Die ärmeren Haushalte, die schon jetzt kaum über die Runden kommen, werden einen Einkommensschock erleiden. So wie vorgestern in Prag muss damit gerechnet werden, dass es zu Massendemonstrationen kommt. Die Tschechen sind genauso wie die Deutschen von der Explosion der Energiepreise betroffen, nur ist ihr Durchschnittseinkommen viel niedriger, schätzungsweise 2.300 Euro im Monat. Überall in Europa sind sich die Politiker sehr bewusst, dass sie es mit einem existenziellen Risiko für den Staat zu tun haben und es darauf ankommt, unzumutbare Härten durch sozialpolitische Maßnahmen und eine neue Einkommensverteilung abzumildern.
So entschlossen, so rasch und so großzügig wie nur selten haben sie inzwischen ihre Prioritäten angepasst, um das Schlimmste zu verhindern. Glücklicherweise ist der finanzielle Spielraum zumindest hierzulande noch beachtlich. Wenn der gesellschaftliche Zusammenhalt gefährdet ist, darf der Staat neue Schulden machen. Es handelt sich letztlich um Ausgaben für die Zukunft und ist vergleichbar mit zusätzlichen Ausgaben für die militärische Sicherheit angesichts der Bedrohung durch Russland.

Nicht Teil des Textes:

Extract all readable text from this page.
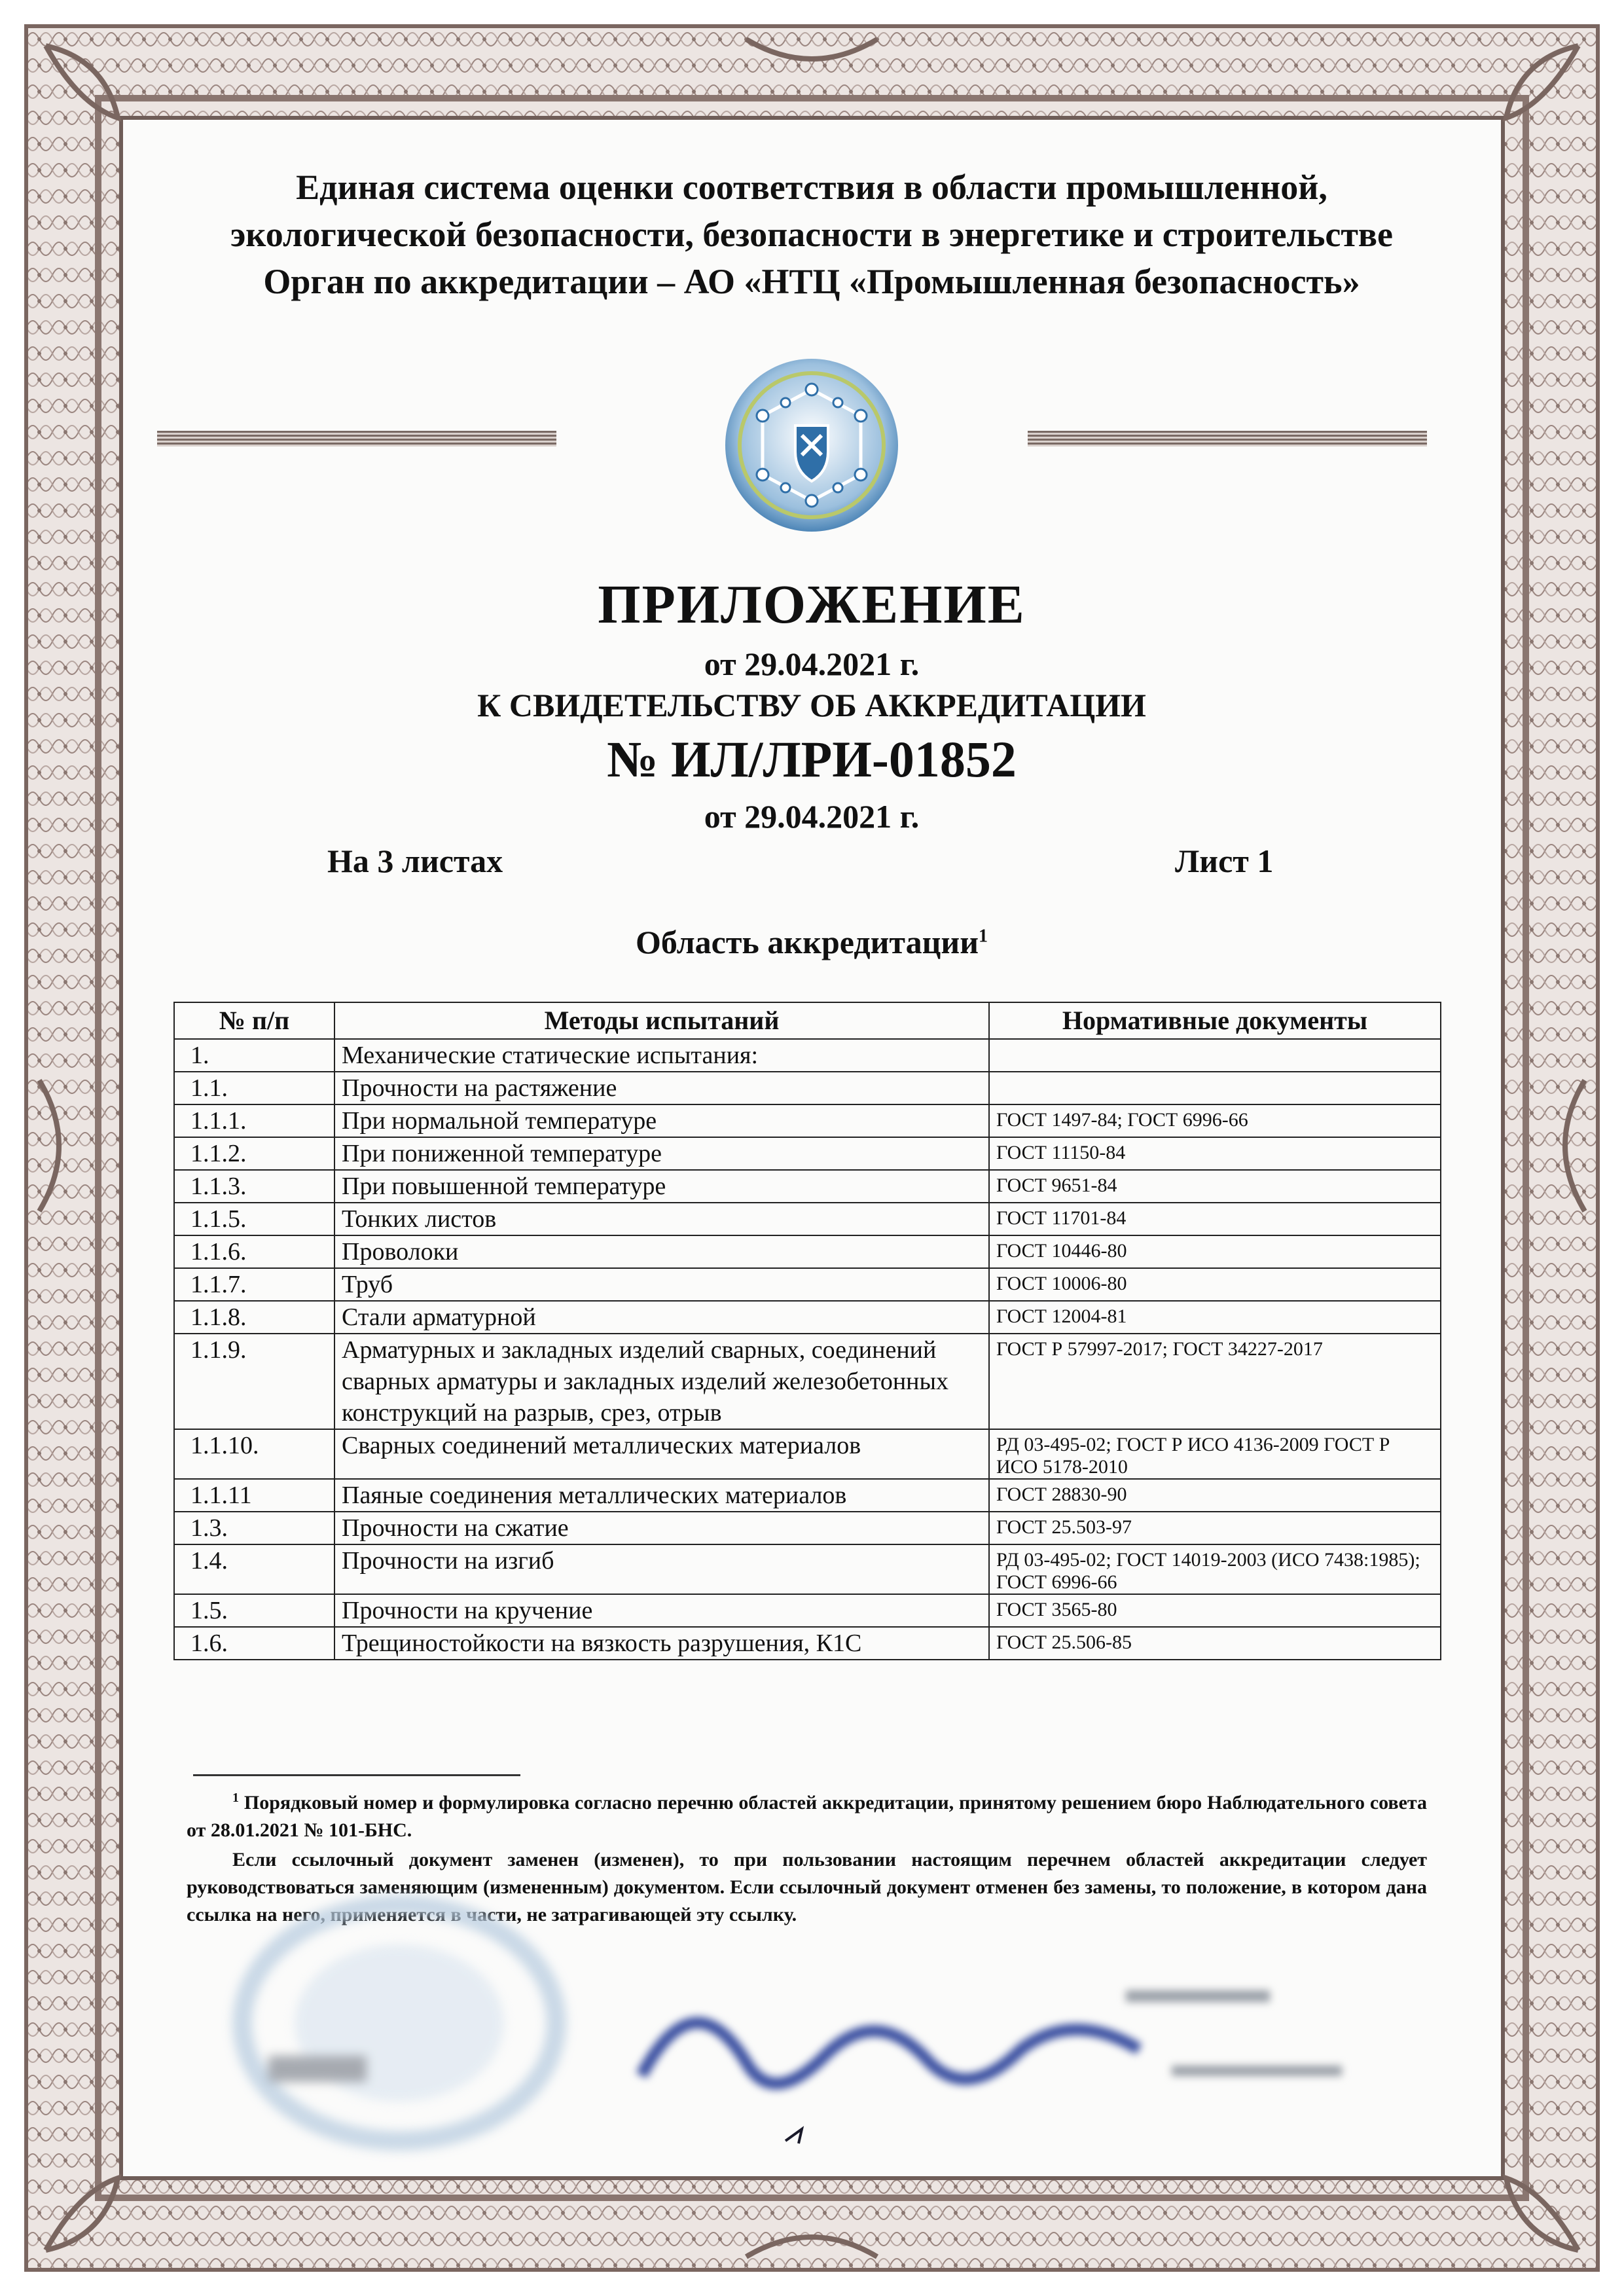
Единая система оценки соответствия в области промышленной,
экологической безопасности, безопасности в энергетике и строительстве
Орган по аккредитации – АО «НТЦ «Промышленная безопасность»
ПРИЛОЖЕНИЕ
от 29.04.2021 г.
К СВИДЕТЕЛЬСТВУ ОБ АККРЕДИТАЦИИ
№ ИЛ/ЛРИ-01852
от 29.04.2021 г.
На 3 листах	Лист 1
Область аккредитации$^1$
№ п/п	Методы испытаний	Нормативные документы
1.	Механические статические испытания:	
1.1.	Прочности на растяжение	
1.1.1.	При нормальной температуре	ГОСТ 1497-84; ГОСТ 6996-66
1.1.2.	При пониженной температуре	ГОСТ 11150-84
1.1.3.	При повышенной температуре	ГОСТ 9651-84
1.1.5.	Тонких листов	ГОСТ 11701-84
1.1.6.	Проволоки	ГОСТ 10446-80
1.1.7.	Труб	ГОСТ 10006-80
1.1.8.	Стали арматурной	ГОСТ 12004-81
1.1.9.	Арматурных и закладных изделий сварных, соединений сварных арматуры и закладных изделий железобетонных конструкций на разрыв, срез, отрыв	ГОСТ Р 57997-2017; ГОСТ 34227-2017
1.1.10.	Сварных соединений металлических материалов	РД 03-495-02; ГОСТ Р ИСО 4136-2009 ГОСТ Р ИСО 5178-2010
1.1.11	Паяные соединения металлических материалов	ГОСТ 28830-90
1.3.	Прочности на сжатие	ГОСТ 25.503-97
1.4.	Прочности на изгиб	РД 03-495-02; ГОСТ 14019-2003 (ИСО 7438:1985); ГОСТ 6996-66
1.5.	Прочности на кручение	ГОСТ 3565-80
1.6.	Трещиностойкости на вязкость разрушения, К1С	ГОСТ 25.506-85
$^1$ Порядковый номер и формулировка согласно перечню областей аккредитации, принятому решением бюро Наблюдательного совета от 28.01.2021 № 101-БНС.
Если ссылочный документ заменен (изменен), то при пользовании настоящим перечнем областей аккредитации следует руководствоваться заменяющим (измененным) документом. Если ссылочный документ отменен без замены, то положение, в котором дана ссылка на него, применяется в части, не затрагивающей эту ссылку.
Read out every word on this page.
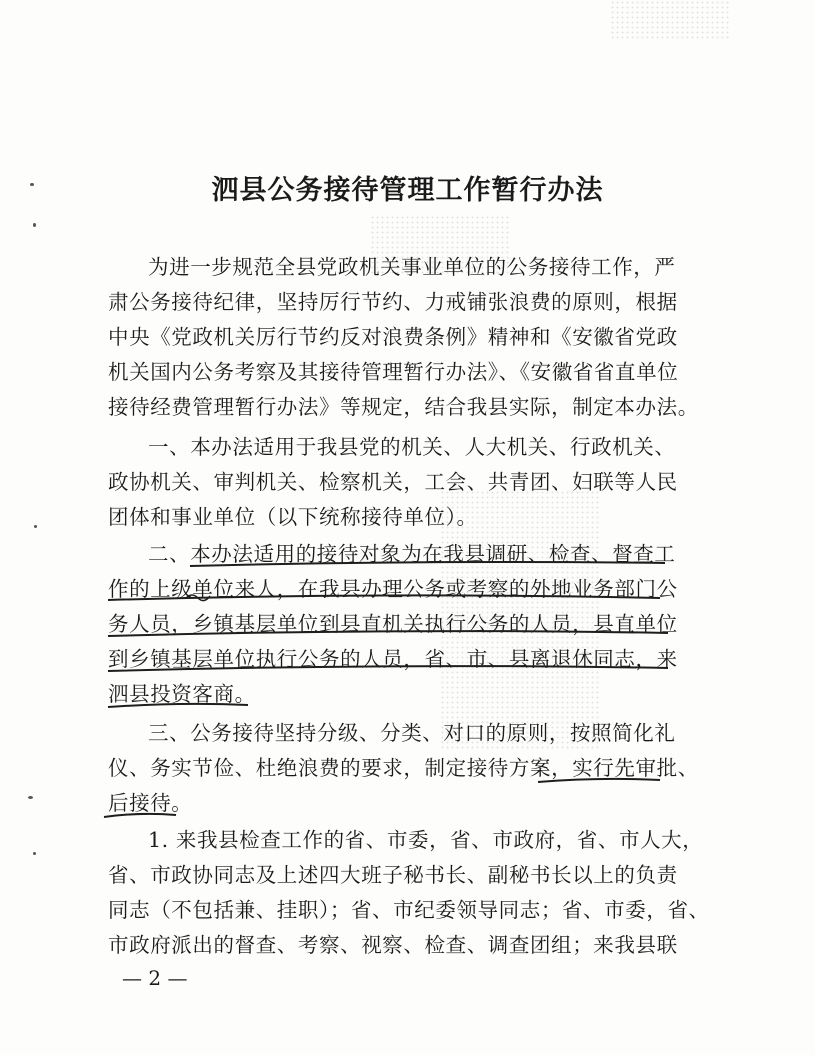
泗县公务接待管理工作暂行办法
为进一步规范全县党政机关事业单位的公务接待工作，严
肃公务接待纪律，坚持厉行节约、力戒铺张浪费的原则，根据
中央《党政机关厉行节约反对浪费条例》精神和《安徽省党政
机关国内公务考察及其接待管理暂行办法》、《安徽省省直单位
接待经费管理暂行办法》等规定，结合我县实际，制定本办法。
一、本办法适用于我县党的机关、人大机关、行政机关、
政协机关、审判机关、检察机关，工会、共青团、妇联等人民
团体和事业单位（以下统称接待单位）。
二、本办法适用的接待对象为在我县调研、检查、督查工
作的上级单位来人，在我县办理公务或考察的外地业务部门公
务人员，乡镇基层单位到县直机关执行公务的人员，县直单位
到乡镇基层单位执行公务的人员，省、市、县离退休同志，来
泗县投资客商。
三、公务接待坚持分级、分类、对口的原则，按照简化礼
仪、务实节俭、杜绝浪费的要求，制定接待方案，实行先审批、
后接待。
1. 来我县检查工作的省、市委，省、市政府，省、市人大，
省、市政协同志及上述四大班子秘书长、副秘书长以上的负责
同志（不包括兼、挂职）；省、市纪委领导同志；省、市委，省、
市政府派出的督查、考察、视察、检查、调查团组；来我县联
— 2 —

Ein Gutes hat die Krise. Sie wird zu einem starken Rückgang der CO2-Emissionen führen und damit entscheidend dazu beitragen, die ständig ehrgeizigeren Klimaziele zu erreichen. Während sich eine hohe und daher wirksame CO2-Steuer politisch bislang nur schwer durchsetzen lässt, ist sie durch die Hintertür der russischen Invasion in der Ukraine auf einmal Realität.
Wenn ich zum Schluss noch einmal eine kühne Prognose wagen darf: Wenn der Preis fossiler Energie um 10 Prozent steigt, sinkt der CO2-Ausstoß um 2 Prozent. Ökonomen sagen, dass die Nachfrage nach Strom, Gas und Sprit preiselastisch ist. Heißt konkret: Der Anstieg der Preise für fossile Energie um 130 Prozent, mit dem ich operiere, senkt den CO2-Ausstoß um 26 Prozent im Vergleich zum Jahr 2019, auf 523 Mio. Tonnen. Als der Euro 1999 eingeführt wurde, waren es noch 895 Mio. Tonnen.
Es wird nun darauf ankommen, die Preise für den Endverbrauch fossiler Energie hochzuhalten, wenn die Weltmarktpreise im Verlauf der kommenden Rezession wieder deutlich sinken. Ich hoffe, dass die EU das zu einem gemeinsamen Projekt macht. Wer ein hohes Einkommen hat und damit in der Regel besonders klimaschädlich lebt, sollte weiterhin viel für Energie zahlen. Klingt fair, oder?